A metà degli anni '90, tornato a Takamatsu con in tasca la "licenza in teologia", Taniguchi può diventare non solo il responsabile di tale seminario ma anche docente. All'epoca era un edificio in affitto "con un notevole deficit, e i conti della diocesi sono in rosso". Il neocatecumenalismo ladrone ruba sempre i soldi dei cattolici (oltre che quelli dei fratelli delle comunità neocatecumenali), pur di installare un "avamposto" kikolatrico in ogni paese (i seminari kikiani, infatti, fungono anche da strutture ricettive per i catechistoni neocat "itineranti", come rifugio per i kikolatri VIP che hanno compiuto cose gravi altrove, e come casa-vacanze per i VIP neocatekiki in transito).

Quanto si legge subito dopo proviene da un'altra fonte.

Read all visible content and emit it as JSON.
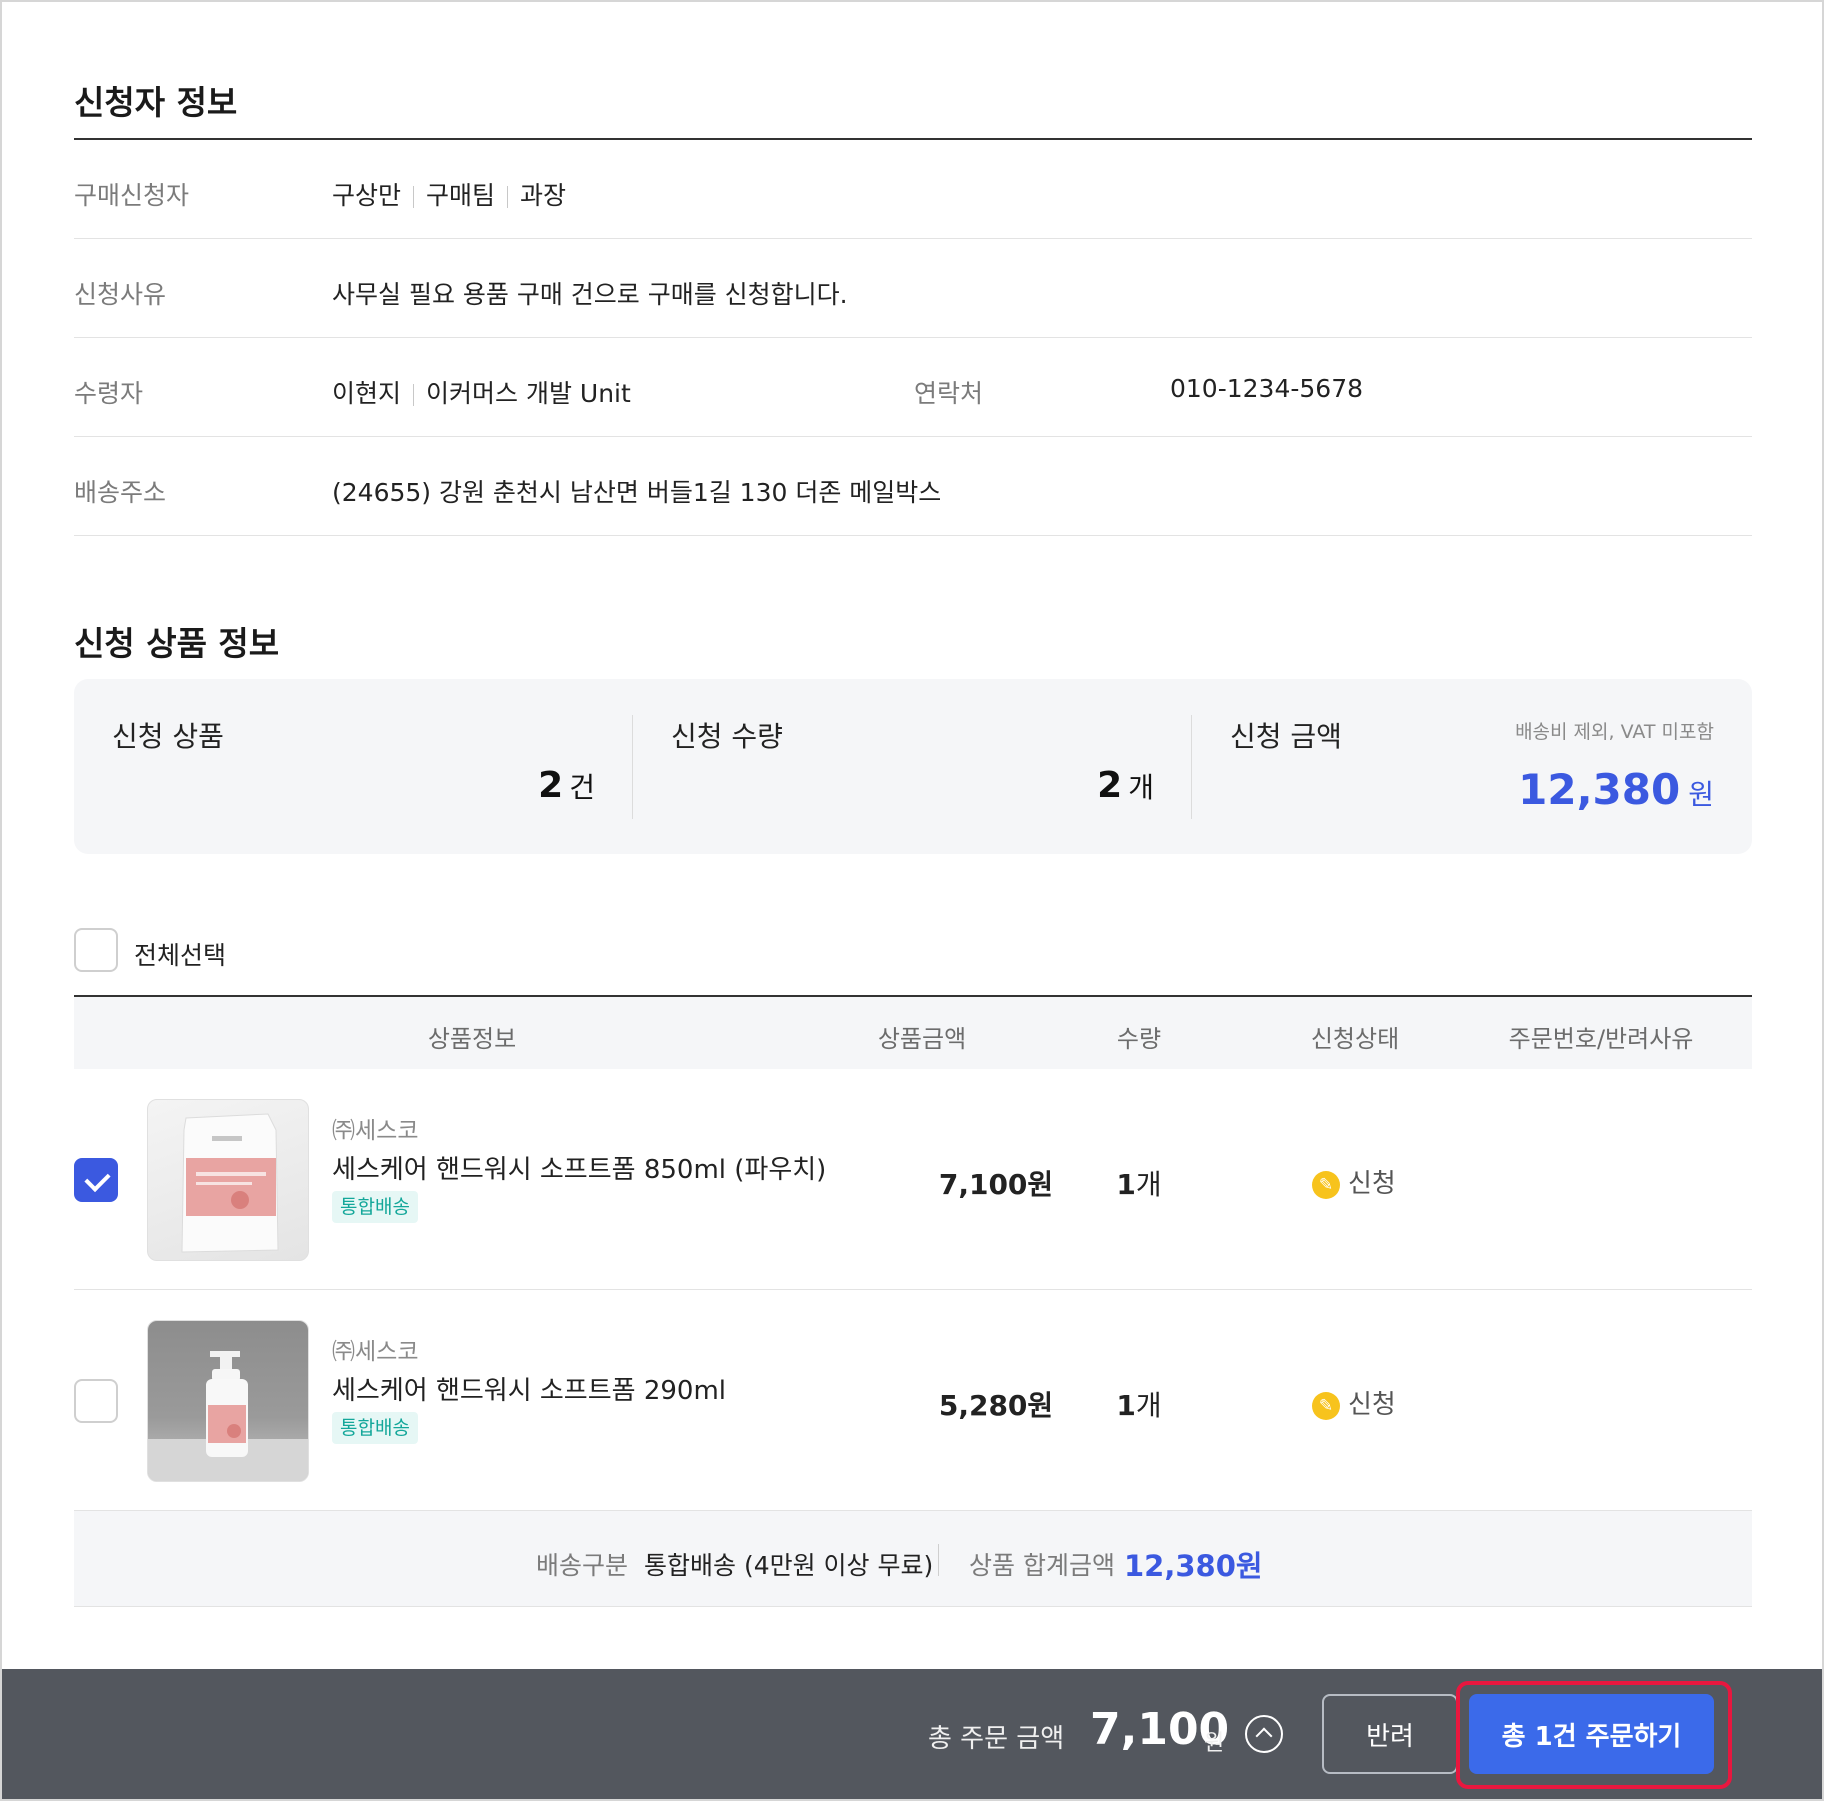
{
  "applicant_section": {
    "title": "신청자 정보",
    "rows": {
      "purchaser": {
        "label": "구매신청자",
        "name": "구상만",
        "team": "구매팀",
        "position": "과장"
      },
      "reason": {
        "label": "신청사유",
        "value": "사무실 필요 용품 구매 건으로 구매를 신청합니다."
      },
      "receiver": {
        "label": "수령자",
        "name": "이현지",
        "team": "이커머스 개발 Unit",
        "contact_label": "연락처",
        "contact": "010-1234-5678"
      },
      "address": {
        "label": "배송주소",
        "value": "(24655) 강원 춘천시 남산면 버들1길 130 더존 메일박스"
      }
    }
  },
  "product_section": {
    "title": "신청 상품 정보",
    "summary": {
      "items": {
        "label": "신청 상품",
        "value": "2",
        "unit": "건"
      },
      "quantity": {
        "label": "신청 수량",
        "value": "2",
        "unit": "개"
      },
      "amount": {
        "label": "신청 금액",
        "note": "배송비 제외, VAT 미포함",
        "value": "12,380",
        "unit": "원"
      }
    },
    "select_all_label": "전체선택",
    "columns": [
      "상품정보",
      "상품금액",
      "수량",
      "신청상태",
      "주문번호/반려사유"
    ],
    "products": [
      {
        "checked": true,
        "brand": "㈜세스코",
        "name": "세스케어 핸드워시 소프트폼 850ml (파우치)",
        "tag": "통합배송",
        "price": "7,100원",
        "qty": "1",
        "qty_unit": "개",
        "status": "신청",
        "status_icon": "pencil-icon"
      },
      {
        "checked": false,
        "brand": "㈜세스코",
        "name": "세스케어 핸드워시 소프트폼 290ml",
        "tag": "통합배송",
        "price": "5,280원",
        "qty": "1",
        "qty_unit": "개",
        "status": "신청",
        "status_icon": "pencil-icon"
      }
    ],
    "delivery": {
      "type_label": "배송구분",
      "type_value": "통합배송 (4만원 이상 무료)",
      "total_label": "상품 합계금액",
      "total_value": "12,380원"
    }
  },
  "footer": {
    "total_label": "총 주문 금액",
    "total_amount": "7,100",
    "total_unit": "원",
    "reject_label": "반려",
    "order_label": "총 1건 주문하기"
  },
  "colors": {
    "accent": "#3b59e0",
    "order_button": "#3b6aea",
    "footer_bg": "#53575e",
    "highlight": "#e8173f",
    "tag_text": "#14a79a",
    "status_icon": "#f7c31d"
  }
}
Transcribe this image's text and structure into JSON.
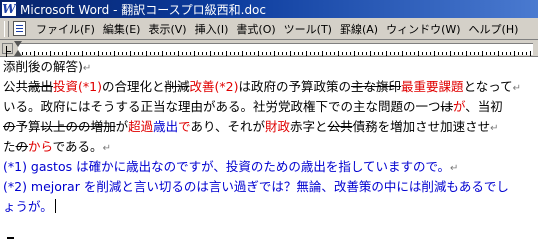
{
  "window": {
    "title": "Microsoft Word - 翻訳コースプロ級西和.doc"
  },
  "menu": [
    "ファイル(F)",
    "編集(E)",
    "表示(V)",
    "挿入(I)",
    "書式(O)",
    "ツール(T)",
    "罫線(A)",
    "ウィンドウ(W)",
    "ヘルプ(H)"
  ],
  "doc": {
    "l0": "添削後の解答)",
    "l1": [
      {
        "t": "公共",
        "s": ""
      },
      {
        "t": "歳出",
        "s": "del"
      },
      {
        "t": "投資(*1)",
        "s": "red"
      },
      {
        "t": "の合理化と",
        "s": ""
      },
      {
        "t": "削減",
        "s": "del"
      },
      {
        "t": "改善(*2)",
        "s": "red"
      },
      {
        "t": "は政府の予算政策の",
        "s": ""
      },
      {
        "t": "主な",
        "s": "del"
      },
      {
        "t": "旗印",
        "s": "del"
      },
      {
        "t": "最重要課題",
        "s": "red"
      },
      {
        "t": "となって",
        "s": ""
      }
    ],
    "l2": "いる。政府にはそうする正当な理由がある。社労党政権下での主な問題の一つ",
    "l2b": [
      {
        "t": "は",
        "s": "del"
      },
      {
        "t": "が",
        "s": "red"
      },
      {
        "t": "、当初",
        "s": ""
      }
    ],
    "l3": [
      {
        "t": "の",
        "s": "del"
      },
      {
        "t": "予算",
        "s": ""
      },
      {
        "t": "以上の",
        "s": "del"
      },
      {
        "t": "の",
        "s": "del"
      },
      {
        "t": "増加",
        "s": "del"
      },
      {
        "t": "が",
        "s": ""
      },
      {
        "t": "超過",
        "s": "red"
      },
      {
        "t": "歳出",
        "s": "blue"
      },
      {
        "t": "で",
        "s": "red"
      },
      {
        "t": "あり、それが",
        "s": ""
      },
      {
        "t": "財政",
        "s": "red"
      },
      {
        "t": "赤字と",
        "s": ""
      },
      {
        "t": "公共",
        "s": "del"
      },
      {
        "t": "債務を増加させ加速させ",
        "s": ""
      }
    ],
    "l4": [
      {
        "t": "た",
        "s": ""
      },
      {
        "t": "の",
        "s": "del"
      },
      {
        "t": "から",
        "s": "red"
      },
      {
        "t": "である。",
        "s": ""
      }
    ],
    "n1": "(*1) gastos は確かに歳出なのですが、投資のための歳出を指していますので。",
    "n2a": "(*2) mejorar を削減と言い切るのは言い過ぎでは？無論、改善策の中には削減もあるでし",
    "n2b": "ょうが。"
  }
}
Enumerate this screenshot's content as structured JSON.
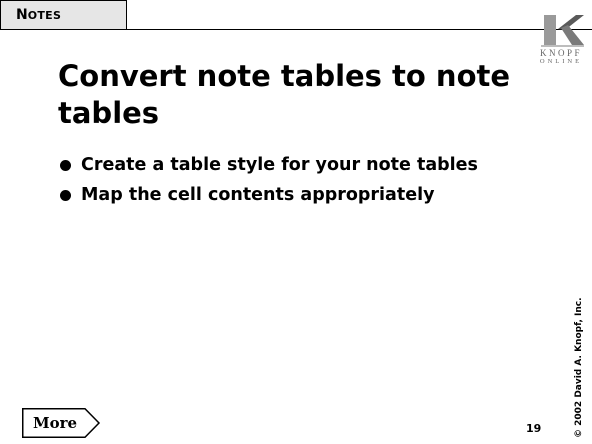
{
  "section_tab": {
    "first_letter": "N",
    "rest": "OTES"
  },
  "logo": {
    "line1": "KNOPF",
    "line2": "ONLINE"
  },
  "title": "Convert note tables to note tables",
  "bullets": [
    "Create a table style for your note tables",
    "Map the cell contents appropriately"
  ],
  "footer": {
    "more_label": "More",
    "page_number": "19",
    "copyright": "© 2002 David A. Knopf, Inc."
  }
}
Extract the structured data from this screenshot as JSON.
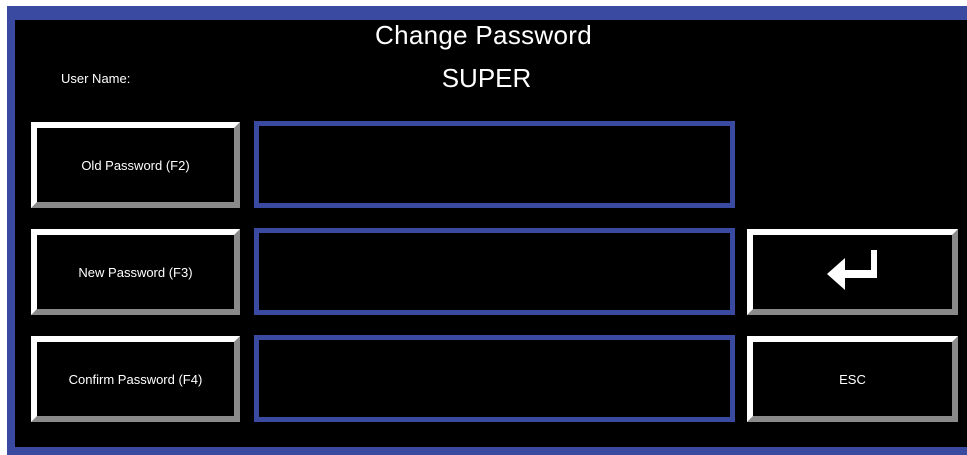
{
  "dialog": {
    "title": "Change Password",
    "user_label": "User Name:",
    "user_value": "SUPER"
  },
  "fields": {
    "old_password": {
      "button_label": "Old Password (F2)",
      "value": ""
    },
    "new_password": {
      "button_label": "New Password (F3)",
      "value": ""
    },
    "confirm_password": {
      "button_label": "Confirm Password (F4)",
      "value": ""
    }
  },
  "actions": {
    "enter_icon": "enter-return-arrow-icon",
    "esc_label": "ESC"
  },
  "colors": {
    "background": "#000000",
    "frame_border": "#3a4aa0",
    "text": "#ffffff"
  }
}
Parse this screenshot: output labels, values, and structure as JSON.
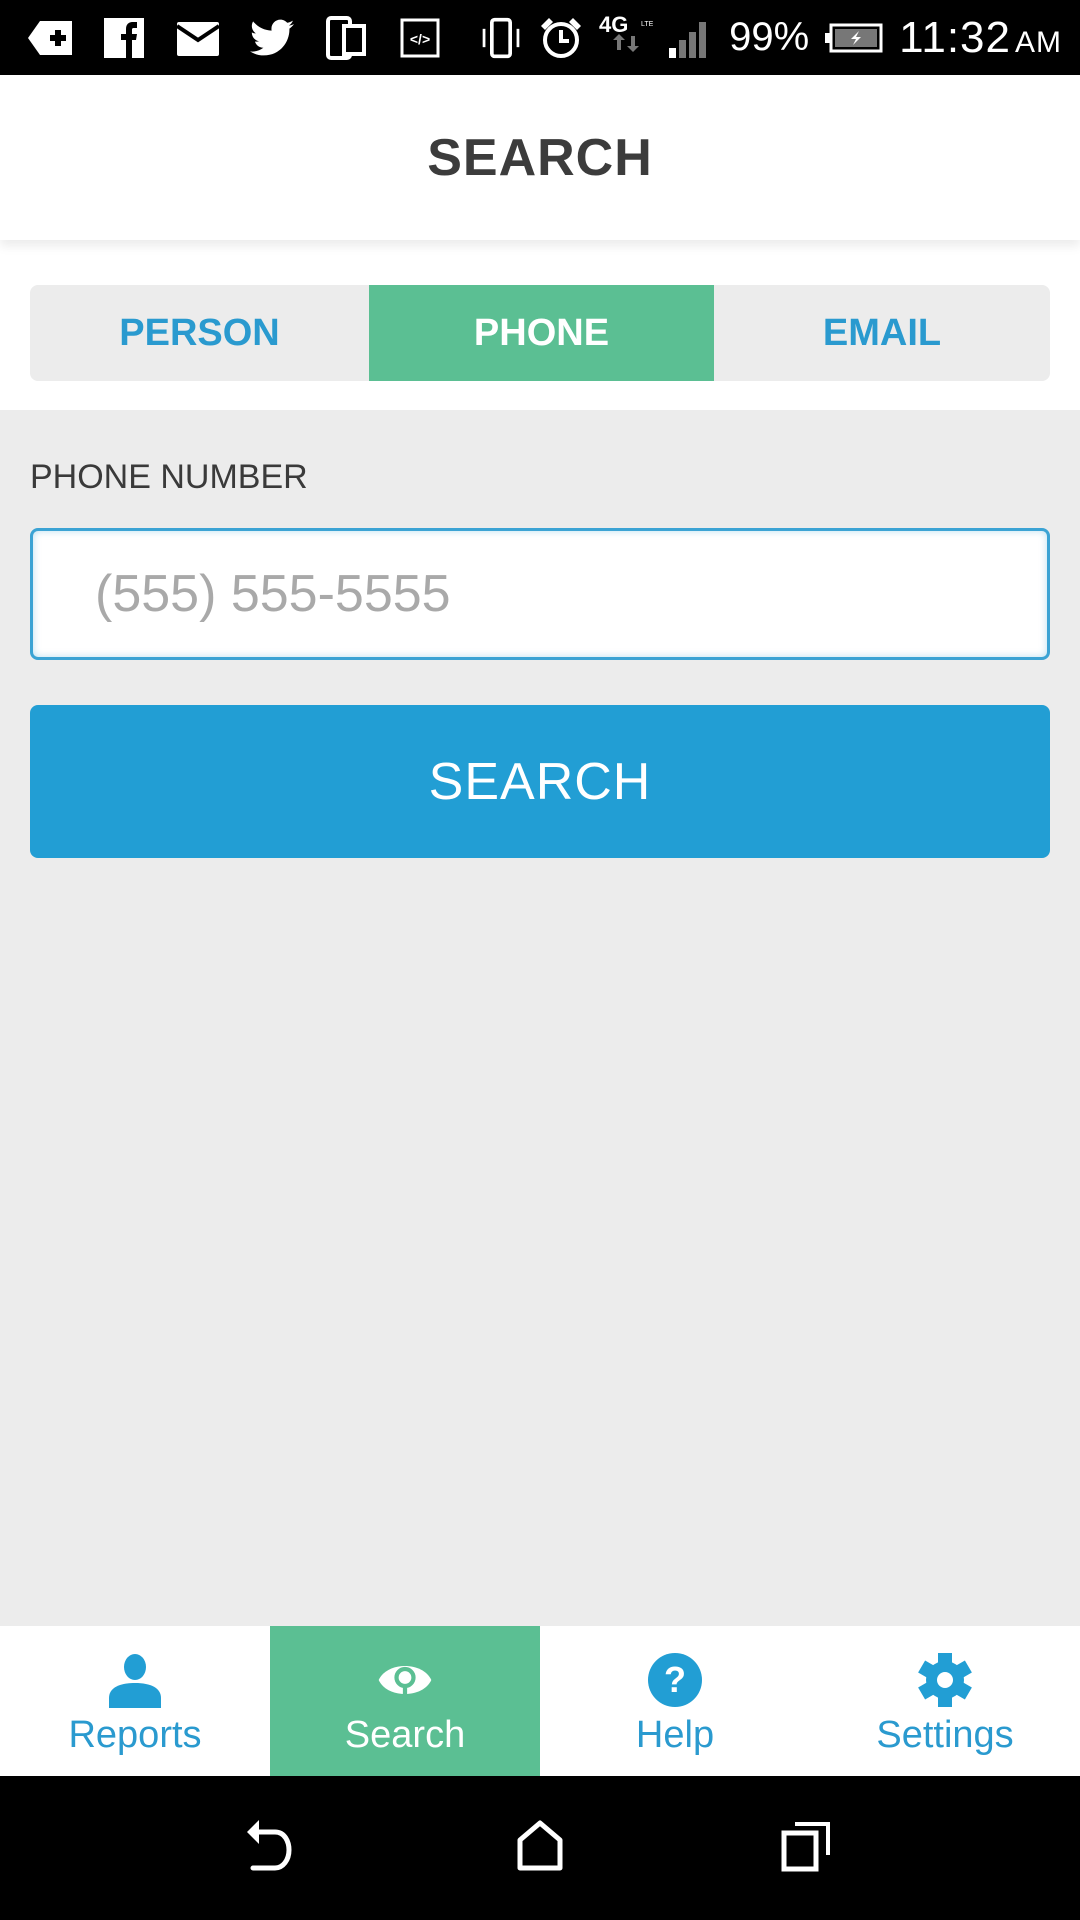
{
  "status_bar": {
    "notification_icons": [
      "add-tag-icon",
      "facebook-icon",
      "mail-icon",
      "twitter-icon",
      "devices-icon",
      "code-icon"
    ],
    "system_icons": [
      "vibrate-icon",
      "alarm-icon",
      "4g-lte-icon",
      "signal-icon"
    ],
    "battery_percent": "99%",
    "time": "11:32",
    "ampm": "AM"
  },
  "header": {
    "title": "SEARCH"
  },
  "segments": {
    "tabs": [
      {
        "label": "PERSON",
        "active": false
      },
      {
        "label": "PHONE",
        "active": true
      },
      {
        "label": "EMAIL",
        "active": false
      }
    ]
  },
  "form": {
    "label": "PHONE NUMBER",
    "input_value": "",
    "input_placeholder": "(555) 555-5555",
    "button_label": "SEARCH"
  },
  "tab_bar": {
    "items": [
      {
        "label": "Reports",
        "icon": "person-icon",
        "active": false
      },
      {
        "label": "Search",
        "icon": "eye-search-icon",
        "active": true
      },
      {
        "label": "Help",
        "icon": "help-icon",
        "active": false
      },
      {
        "label": "Settings",
        "icon": "gear-icon",
        "active": false
      }
    ]
  },
  "colors": {
    "accent_blue": "#229ed4",
    "accent_green": "#5bbf93",
    "background": "#ececec",
    "title_text": "#3c3c3c"
  },
  "nav_bar": {
    "buttons": [
      "back",
      "home",
      "recents"
    ]
  }
}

Insomma, i vescovi giapponesi avevano molti motivi per chiudere il seminario neocatecumenale di Takamatsu:
- è al servizio esclusivo del Cammino e delle magagne neocat
- è a spese di tutti i cattolici (e spese piuttosto importanti)
- è stato istituito in modo furbetto, mettendo i vescovi giapponesi di fronte al fatto compiuto
- non dà alcuna utilità né beneficio ai cattolici giapponesi.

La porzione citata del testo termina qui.